The end of the year always makes me anxious because I feel like I’m “running out of time” to “do everything I wanted to do this year.” This is silly because it’s not like time comes to a screeching halt after December 31st (unless there’s something you’re not telling us ANCIENT MAYANS).
A few years back a friend of mine explained that she doesn’t list New Year’s resolutions at the beginning of a year. Instead, she assigns a theme to her year. For example, she might have dubbed 2013 “The Year of Intention” or maybe 2010 was “The Year of Patience.” I dug this so hardcore because a) as a student of literature I’m ALL ABOUT themes, b) I like the idea of not having the pressure of a written list and c) I’m sorta lazy and can’t always think of a lot of resolutions.
Maybe you’re new to the concept of Year Themes, which is cool because I am too. But that’s okay. What’s awesome about Year Themes is you can retroactively apply them. As in, you can always look back on 2015 and try to see patterns. Habits. Trends. What did you experience in 2015?
I’m really, really, really, really good at thinking of everything I still haven’t done. I’m blue-ribbon-status of being able to feel guilty for not doing more of something or achieving more of something (like winning more blue ribbons for starters!).

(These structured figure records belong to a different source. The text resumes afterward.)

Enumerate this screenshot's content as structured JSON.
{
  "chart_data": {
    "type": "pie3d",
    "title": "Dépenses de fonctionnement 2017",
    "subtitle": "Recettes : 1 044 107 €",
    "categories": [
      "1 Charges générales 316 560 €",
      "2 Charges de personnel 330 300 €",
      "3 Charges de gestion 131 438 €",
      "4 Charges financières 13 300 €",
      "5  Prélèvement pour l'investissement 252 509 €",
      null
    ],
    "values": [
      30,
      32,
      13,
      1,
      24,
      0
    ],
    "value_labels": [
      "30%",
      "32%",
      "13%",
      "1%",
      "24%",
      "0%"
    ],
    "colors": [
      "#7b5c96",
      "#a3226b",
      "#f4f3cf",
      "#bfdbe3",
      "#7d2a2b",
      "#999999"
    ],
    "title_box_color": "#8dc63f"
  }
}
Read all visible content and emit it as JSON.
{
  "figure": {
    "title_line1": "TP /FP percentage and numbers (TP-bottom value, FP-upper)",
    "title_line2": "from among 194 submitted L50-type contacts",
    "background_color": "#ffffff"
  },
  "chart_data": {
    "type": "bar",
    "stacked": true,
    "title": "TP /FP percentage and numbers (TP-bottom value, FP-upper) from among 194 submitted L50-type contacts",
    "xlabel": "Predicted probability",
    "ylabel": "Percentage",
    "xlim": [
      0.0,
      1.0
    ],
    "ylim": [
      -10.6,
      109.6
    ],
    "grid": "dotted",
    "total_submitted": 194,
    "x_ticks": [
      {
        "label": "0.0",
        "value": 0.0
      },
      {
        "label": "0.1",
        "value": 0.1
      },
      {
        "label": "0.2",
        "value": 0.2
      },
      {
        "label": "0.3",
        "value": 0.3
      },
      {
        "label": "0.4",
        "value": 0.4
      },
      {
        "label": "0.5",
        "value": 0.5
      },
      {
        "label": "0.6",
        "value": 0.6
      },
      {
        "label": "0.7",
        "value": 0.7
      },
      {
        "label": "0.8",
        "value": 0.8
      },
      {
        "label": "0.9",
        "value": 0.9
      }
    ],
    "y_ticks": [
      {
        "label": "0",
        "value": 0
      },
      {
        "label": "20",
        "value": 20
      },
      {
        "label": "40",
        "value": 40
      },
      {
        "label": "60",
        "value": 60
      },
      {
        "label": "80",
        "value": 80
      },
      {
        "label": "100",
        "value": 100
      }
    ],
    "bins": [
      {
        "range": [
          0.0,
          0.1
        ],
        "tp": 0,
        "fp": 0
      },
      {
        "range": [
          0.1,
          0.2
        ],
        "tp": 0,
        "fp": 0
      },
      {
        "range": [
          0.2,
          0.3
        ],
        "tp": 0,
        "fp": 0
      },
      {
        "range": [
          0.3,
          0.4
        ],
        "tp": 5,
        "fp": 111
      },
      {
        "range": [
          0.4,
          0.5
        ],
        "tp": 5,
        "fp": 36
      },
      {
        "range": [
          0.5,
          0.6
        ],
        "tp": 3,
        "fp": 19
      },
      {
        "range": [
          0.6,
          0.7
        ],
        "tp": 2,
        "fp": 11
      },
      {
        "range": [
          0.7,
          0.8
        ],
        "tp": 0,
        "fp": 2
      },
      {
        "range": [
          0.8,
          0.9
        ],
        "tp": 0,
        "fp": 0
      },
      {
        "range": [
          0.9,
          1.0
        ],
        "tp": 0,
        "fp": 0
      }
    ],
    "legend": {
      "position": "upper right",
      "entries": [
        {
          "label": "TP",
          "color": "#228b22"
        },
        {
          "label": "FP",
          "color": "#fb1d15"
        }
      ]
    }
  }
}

What I need to get better at is acknowledging what I have done and feeling proud. And then giving myself a fucking break, amirite? You guys, let’s all give ourselves a fucking break.
2015 was a year of facing fears for me. Whether in my personal career when I quit my job to launch my freelancing career (career could easily be in air quotes), or getting engaged to Jared, or completing several book projects…all of these moments dug up fresh and feverish fear. Fresh-manure-fear that tried to fertilize my self-doubt.
It’s so easy to remain stagnant in life. To believe the voices that shriek you can’t do something, that you don’t know what your’e doing, that you’re going to fail. Fear is so unfairly powerful.
And to be honest, I’ve felt a little burnt out lately, a little discouraged. A little tired. Anyone who has a blog knows this feeling. Maintaining a blog can sometimes feel daunting since your brain doesn’t always knock on the door and hand you a piece of paper that says “Write about this today!” but that’s okay.
I will remain resilient in knowing the blog is okay. That I am okay. I will ignore the fear that scratches against the window at night whispering your blog is dying if you’re not posting all the damn time. I will remember to breathe. I will continue to face fears even if it’s no longer 2015.
Take a look back on your year. What was your theme this year? Was it a year of chaos? Of love? Of learning? What do you hope for 2016?